HOLBROOK, AZ- (October 1, 2013) – Getting impaired drivers off the street makes roadways and neighborhoods safer, but the act of taking intoxicated individuals off the road can be a dangerous one for the law enforcement officers who have to deal with
them. Mothers Against Drunk Drivers Arizona (MADD AZ) recently honored law enforcement officers statewide who put their personal safety at risk every time they deal with an impaired driver, and a deputy with
the Navajo County Sheriff's Office was one of those named a recipient of the 2013 DUI Law Enforcement Officer of the Year Award.
Navajo County Sheriff's Deputy Asher Davis was honored with the award last week at the MADD DUI Law Enforcement Recognition Awards in Phoenix by MADD AZ founder Stan
Marks. Davis, who has worked for the Sheriff's Office for more than five years, made numerous DUI arrests, conducted more than 20 Drug Recognition Evaluations (DRE), and more
than 46 blood draws in the past year while assisting local police agencies in detecting impaired drivers.
“Receiving this award is really humbling,” said Davis. “I enjoy giving back to the community where I grew up. I enjoy serving all citizens, providing a safe environment and ultimately providing help to those in need.

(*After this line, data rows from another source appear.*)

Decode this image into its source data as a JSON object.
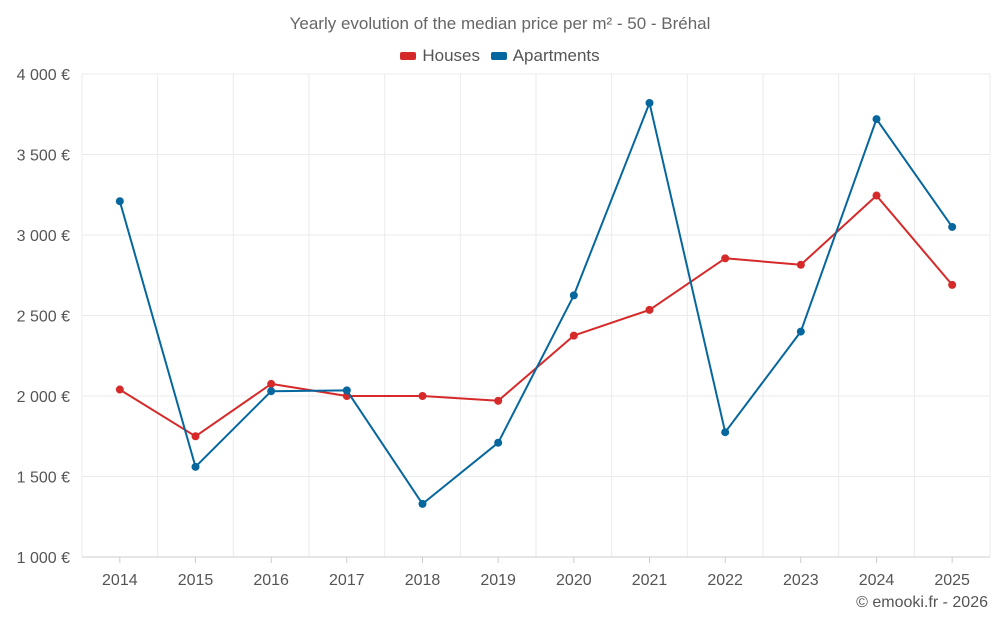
{
  "chart_data": {
    "type": "line",
    "title": "Yearly evolution of the median price per m² - 50 - Bréhal",
    "categories": [
      "2014",
      "2015",
      "2016",
      "2017",
      "2018",
      "2019",
      "2020",
      "2021",
      "2022",
      "2023",
      "2024",
      "2025"
    ],
    "series": [
      {
        "name": "Houses",
        "color": "#d62a2a",
        "values": [
          2040,
          1750,
          2075,
          2000,
          2000,
          1970,
          2375,
          2535,
          2855,
          2815,
          3245,
          2690
        ]
      },
      {
        "name": "Apartments",
        "color": "#06679e",
        "values": [
          3210,
          1560,
          2030,
          2035,
          1330,
          1710,
          2625,
          3820,
          1775,
          2400,
          3720,
          3050
        ]
      }
    ],
    "ylim": [
      1000,
      4000
    ],
    "yticks": [
      1000,
      1500,
      2000,
      2500,
      3000,
      3500,
      4000
    ],
    "ytick_labels": [
      "1 000 €",
      "1 500 €",
      "2 000 €",
      "2 500 €",
      "3 000 €",
      "3 500 €",
      "4 000 €"
    ],
    "xlabel": "",
    "ylabel": "",
    "grid": true,
    "legend_position": "top-center"
  },
  "credit": "© emooki.fr - 2026"
}
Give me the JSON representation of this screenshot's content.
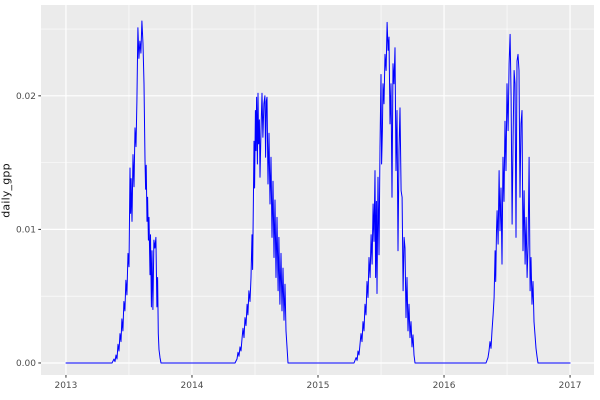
{
  "colors": {
    "background": "#FFFFFF",
    "panel": "#EBEBEB",
    "grid_major": "#FFFFFF",
    "grid_minor": "#FFFFFF",
    "tick": "#333333",
    "tick_label": "#4D4D4D",
    "axis_title": "#111111",
    "line": "#0000FF"
  },
  "chart_data": {
    "type": "line",
    "title": "",
    "xlabel": "",
    "ylabel": "daily_gpp",
    "theme": "ggplot-gray",
    "grid": true,
    "legend": false,
    "xlim": [
      2012.802,
      2017.19
    ],
    "ylim": [
      -0.0009,
      0.0268
    ],
    "x_ticks": {
      "values": [
        2013,
        2014,
        2015,
        2016,
        2017
      ],
      "labels": [
        "2013",
        "2014",
        "2015",
        "2016",
        "2017"
      ],
      "minor": [
        2013.5,
        2014.5,
        2015.5,
        2016.5
      ]
    },
    "y_ticks": {
      "values": [
        0,
        0.01,
        0.02
      ],
      "labels": [
        "0.00",
        "0.01",
        "0.02"
      ],
      "minor": [
        0.005,
        0.015,
        0.025
      ]
    },
    "series": [
      {
        "name": "daily_gpp",
        "color": "#0000FF",
        "points": [
          [
            2013.0,
            0
          ],
          [
            2013.365,
            0
          ],
          [
            2013.381,
            0.0003
          ],
          [
            2013.389,
            0.0001
          ],
          [
            2013.397,
            0.0006
          ],
          [
            2013.405,
            0.0003
          ],
          [
            2013.413,
            0.0014
          ],
          [
            2013.421,
            0.0009
          ],
          [
            2013.429,
            0.0022
          ],
          [
            2013.437,
            0.0016
          ],
          [
            2013.444,
            0.0033
          ],
          [
            2013.452,
            0.0024
          ],
          [
            2013.46,
            0.0046
          ],
          [
            2013.468,
            0.0039
          ],
          [
            2013.476,
            0.0062
          ],
          [
            2013.484,
            0.0051
          ],
          [
            2013.492,
            0.0082
          ],
          [
            2013.5,
            0.0072
          ],
          [
            2013.508,
            0.0146
          ],
          [
            2013.513,
            0.0112
          ],
          [
            2013.517,
            0.0138
          ],
          [
            2013.524,
            0.0106
          ],
          [
            2013.532,
            0.0156
          ],
          [
            2013.54,
            0.0132
          ],
          [
            2013.548,
            0.0176
          ],
          [
            2013.556,
            0.0162
          ],
          [
            2013.563,
            0.0196
          ],
          [
            2013.571,
            0.0251
          ],
          [
            2013.579,
            0.0228
          ],
          [
            2013.587,
            0.0241
          ],
          [
            2013.595,
            0.0232
          ],
          [
            2013.603,
            0.0256
          ],
          [
            2013.611,
            0.0239
          ],
          [
            2013.619,
            0.0209
          ],
          [
            2013.627,
            0.0152
          ],
          [
            2013.632,
            0.013
          ],
          [
            2013.637,
            0.0148
          ],
          [
            2013.643,
            0.0106
          ],
          [
            2013.648,
            0.0124
          ],
          [
            2013.654,
            0.0092
          ],
          [
            2013.659,
            0.0109
          ],
          [
            2013.667,
            0.0066
          ],
          [
            2013.671,
            0.0096
          ],
          [
            2013.678,
            0.0042
          ],
          [
            2013.683,
            0.0084
          ],
          [
            2013.69,
            0.004
          ],
          [
            2013.698,
            0.0092
          ],
          [
            2013.706,
            0.0086
          ],
          [
            2013.714,
            0.0094
          ],
          [
            2013.722,
            0.0042
          ],
          [
            2013.727,
            0.0064
          ],
          [
            2013.733,
            0.0022
          ],
          [
            2013.738,
            0.001
          ],
          [
            2013.746,
            0.0004
          ],
          [
            2013.754,
            0
          ],
          [
            2014.341,
            0
          ],
          [
            2014.357,
            0.0003
          ],
          [
            2014.365,
            0.0008
          ],
          [
            2014.373,
            0.0005
          ],
          [
            2014.381,
            0.0012
          ],
          [
            2014.389,
            0.0009
          ],
          [
            2014.397,
            0.0018
          ],
          [
            2014.405,
            0.0026
          ],
          [
            2014.413,
            0.0019
          ],
          [
            2014.421,
            0.0034
          ],
          [
            2014.429,
            0.0028
          ],
          [
            2014.437,
            0.0044
          ],
          [
            2014.444,
            0.0036
          ],
          [
            2014.452,
            0.0054
          ],
          [
            2014.46,
            0.0046
          ],
          [
            2014.468,
            0.0064
          ],
          [
            2014.476,
            0.0096
          ],
          [
            2014.481,
            0.007
          ],
          [
            2014.487,
            0.0122
          ],
          [
            2014.492,
            0.0166
          ],
          [
            2014.497,
            0.0131
          ],
          [
            2014.503,
            0.0189
          ],
          [
            2014.508,
            0.0159
          ],
          [
            2014.513,
            0.0199
          ],
          [
            2014.519,
            0.0149
          ],
          [
            2014.524,
            0.0202
          ],
          [
            2014.529,
            0.0164
          ],
          [
            2014.535,
            0.0182
          ],
          [
            2014.54,
            0.0139
          ],
          [
            2014.548,
            0.0174
          ],
          [
            2014.556,
            0.0202
          ],
          [
            2014.563,
            0.0169
          ],
          [
            2014.571,
            0.0194
          ],
          [
            2014.579,
            0.02
          ],
          [
            2014.584,
            0.0154
          ],
          [
            2014.59,
            0.0196
          ],
          [
            2014.595,
            0.0199
          ],
          [
            2014.603,
            0.0134
          ],
          [
            2014.611,
            0.0172
          ],
          [
            2014.619,
            0.0119
          ],
          [
            2014.627,
            0.0154
          ],
          [
            2014.635,
            0.0094
          ],
          [
            2014.643,
            0.0136
          ],
          [
            2014.651,
            0.0079
          ],
          [
            2014.659,
            0.0122
          ],
          [
            2014.667,
            0.0064
          ],
          [
            2014.675,
            0.0109
          ],
          [
            2014.683,
            0.0054
          ],
          [
            2014.69,
            0.0094
          ],
          [
            2014.698,
            0.0044
          ],
          [
            2014.706,
            0.0082
          ],
          [
            2014.714,
            0.0039
          ],
          [
            2014.722,
            0.0071
          ],
          [
            2014.73,
            0.0032
          ],
          [
            2014.738,
            0.0059
          ],
          [
            2014.746,
            0.0024
          ],
          [
            2014.754,
            0.0012
          ],
          [
            2014.762,
            0
          ],
          [
            2015.286,
            0
          ],
          [
            2015.302,
            0.0004
          ],
          [
            2015.31,
            0.0002
          ],
          [
            2015.317,
            0.0009
          ],
          [
            2015.325,
            0.0006
          ],
          [
            2015.333,
            0.0014
          ],
          [
            2015.341,
            0.0022
          ],
          [
            2015.349,
            0.0016
          ],
          [
            2015.357,
            0.0031
          ],
          [
            2015.365,
            0.0024
          ],
          [
            2015.373,
            0.0044
          ],
          [
            2015.381,
            0.0036
          ],
          [
            2015.389,
            0.0061
          ],
          [
            2015.397,
            0.0049
          ],
          [
            2015.405,
            0.0079
          ],
          [
            2015.413,
            0.0064
          ],
          [
            2015.421,
            0.0096
          ],
          [
            2015.429,
            0.0074
          ],
          [
            2015.437,
            0.0119
          ],
          [
            2015.444,
            0.0091
          ],
          [
            2015.452,
            0.0144
          ],
          [
            2015.457,
            0.0064
          ],
          [
            2015.463,
            0.0121
          ],
          [
            2015.468,
            0.0052
          ],
          [
            2015.476,
            0.0139
          ],
          [
            2015.484,
            0.0081
          ],
          [
            2015.492,
            0.0161
          ],
          [
            2015.5,
            0.0216
          ],
          [
            2015.505,
            0.0149
          ],
          [
            2015.511,
            0.0174
          ],
          [
            2015.516,
            0.0209
          ],
          [
            2015.524,
            0.0194
          ],
          [
            2015.532,
            0.0231
          ],
          [
            2015.54,
            0.0219
          ],
          [
            2015.548,
            0.0255
          ],
          [
            2015.556,
            0.0234
          ],
          [
            2015.563,
            0.0244
          ],
          [
            2015.571,
            0.0179
          ],
          [
            2015.579,
            0.0209
          ],
          [
            2015.587,
            0.0124
          ],
          [
            2015.595,
            0.0224
          ],
          [
            2015.603,
            0.0209
          ],
          [
            2015.611,
            0.0236
          ],
          [
            2015.619,
            0.0144
          ],
          [
            2015.627,
            0.0189
          ],
          [
            2015.635,
            0.0084
          ],
          [
            2015.643,
            0.0159
          ],
          [
            2015.651,
            0.0191
          ],
          [
            2015.659,
            0.0129
          ],
          [
            2015.667,
            0.0124
          ],
          [
            2015.675,
            0.0054
          ],
          [
            2015.683,
            0.0094
          ],
          [
            2015.69,
            0.0086
          ],
          [
            2015.698,
            0.0034
          ],
          [
            2015.706,
            0.0064
          ],
          [
            2015.714,
            0.0024
          ],
          [
            2015.722,
            0.0044
          ],
          [
            2015.73,
            0.0019
          ],
          [
            2015.738,
            0.0031
          ],
          [
            2015.746,
            0.0012
          ],
          [
            2015.754,
            0.0021
          ],
          [
            2015.762,
            0.0006
          ],
          [
            2015.77,
            0
          ],
          [
            2016.333,
            0
          ],
          [
            2016.349,
            0.0004
          ],
          [
            2016.357,
            0.0009
          ],
          [
            2016.365,
            0.0016
          ],
          [
            2016.373,
            0.0011
          ],
          [
            2016.381,
            0.0024
          ],
          [
            2016.389,
            0.0036
          ],
          [
            2016.397,
            0.0049
          ],
          [
            2016.405,
            0.0084
          ],
          [
            2016.41,
            0.0061
          ],
          [
            2016.416,
            0.0099
          ],
          [
            2016.421,
            0.0114
          ],
          [
            2016.429,
            0.0089
          ],
          [
            2016.437,
            0.0144
          ],
          [
            2016.444,
            0.0099
          ],
          [
            2016.452,
            0.0131
          ],
          [
            2016.46,
            0.0074
          ],
          [
            2016.468,
            0.0154
          ],
          [
            2016.476,
            0.0121
          ],
          [
            2016.484,
            0.0181
          ],
          [
            2016.492,
            0.0144
          ],
          [
            2016.5,
            0.0209
          ],
          [
            2016.508,
            0.0174
          ],
          [
            2016.516,
            0.0224
          ],
          [
            2016.524,
            0.0246
          ],
          [
            2016.532,
            0.0199
          ],
          [
            2016.54,
            0.0104
          ],
          [
            2016.548,
            0.0169
          ],
          [
            2016.556,
            0.0219
          ],
          [
            2016.563,
            0.0209
          ],
          [
            2016.571,
            0.0094
          ],
          [
            2016.579,
            0.0226
          ],
          [
            2016.587,
            0.0231
          ],
          [
            2016.595,
            0.0219
          ],
          [
            2016.603,
            0.0124
          ],
          [
            2016.611,
            0.0179
          ],
          [
            2016.619,
            0.0189
          ],
          [
            2016.627,
            0.0084
          ],
          [
            2016.635,
            0.0129
          ],
          [
            2016.643,
            0.0074
          ],
          [
            2016.651,
            0.0109
          ],
          [
            2016.659,
            0.0064
          ],
          [
            2016.667,
            0.0089
          ],
          [
            2016.675,
            0.0154
          ],
          [
            2016.683,
            0.0054
          ],
          [
            2016.69,
            0.0079
          ],
          [
            2016.698,
            0.0044
          ],
          [
            2016.706,
            0.0061
          ],
          [
            2016.714,
            0.0031
          ],
          [
            2016.722,
            0.0021
          ],
          [
            2016.73,
            0.0011
          ],
          [
            2016.738,
            0.0005
          ],
          [
            2016.746,
            0
          ],
          [
            2017.0,
            0
          ]
        ]
      }
    ]
  }
}
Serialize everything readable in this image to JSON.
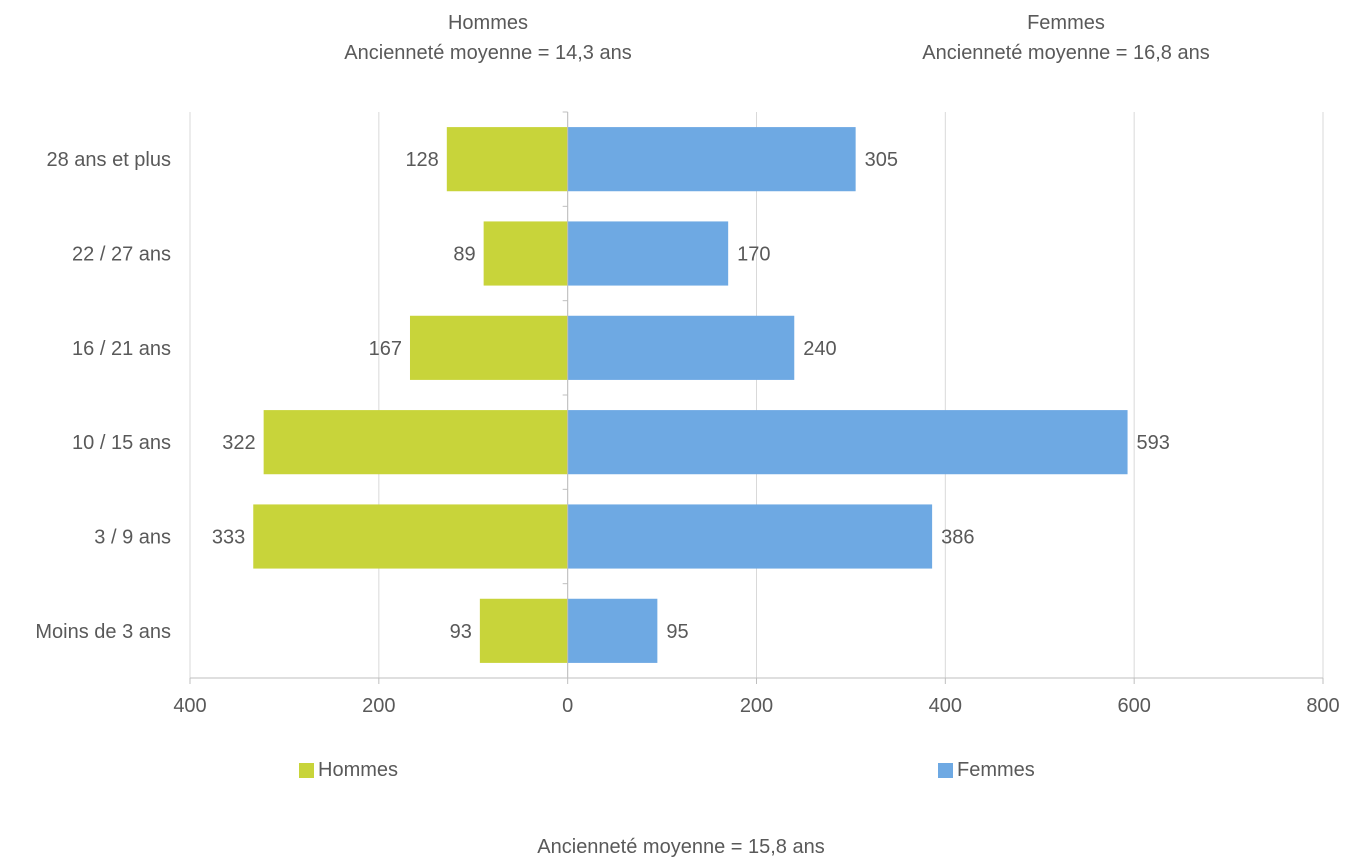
{
  "header_left": {
    "line1": "Hommes",
    "line2": "Ancienneté moyenne = 14,3 ans"
  },
  "header_right": {
    "line1": "Femmes",
    "line2": "Ancienneté moyenne = 16,8 ans"
  },
  "footer": "Ancienneté moyenne = 15,8 ans",
  "chart_data": {
    "type": "bar",
    "orientation": "horizontal",
    "layout": "population-pyramid",
    "categories": [
      "28 ans et plus",
      "22 / 27 ans",
      "16 / 21 ans",
      "10 / 15 ans",
      "3 / 9 ans",
      "Moins de 3 ans"
    ],
    "series": [
      {
        "name": "Hommes",
        "side": "left",
        "color": "#c8d43a",
        "values": [
          128,
          89,
          167,
          322,
          333,
          93
        ]
      },
      {
        "name": "Femmes",
        "side": "right",
        "color": "#6ea9e3",
        "values": [
          305,
          170,
          240,
          593,
          386,
          95
        ]
      }
    ],
    "xlim": [
      -400,
      800
    ],
    "x_ticks": [
      -400,
      -200,
      0,
      200,
      400,
      600,
      800
    ],
    "x_tick_labels": [
      "400",
      "200",
      "0",
      "200",
      "400",
      "600",
      "800"
    ],
    "grid": true,
    "data_labels": true,
    "legend_position": "bottom"
  }
}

Davis lives in the Show Low area and is a graduate of Show Low High School. He received his associates degree in general studies from Northland Pioneer College in 2009. Davis is a
Certified Drug Recognition Expert, Qualified Law Enforcement, and holds a number of certifications related to DUI enforcement. He is a member of the local Special Weapons and Tactics (SWAT) Team and the White Mountain DUI Task Force.
“Deputy Davis' recognition is well earned,” said Navajo County Sheriff KC Clark. “It's always inspiring to watch these officers who are working to protect the communities
where they grew up. It's a gratifying cycle for them to protect and care for the very people – the teachers, the neighbors, the families – who once took care of them.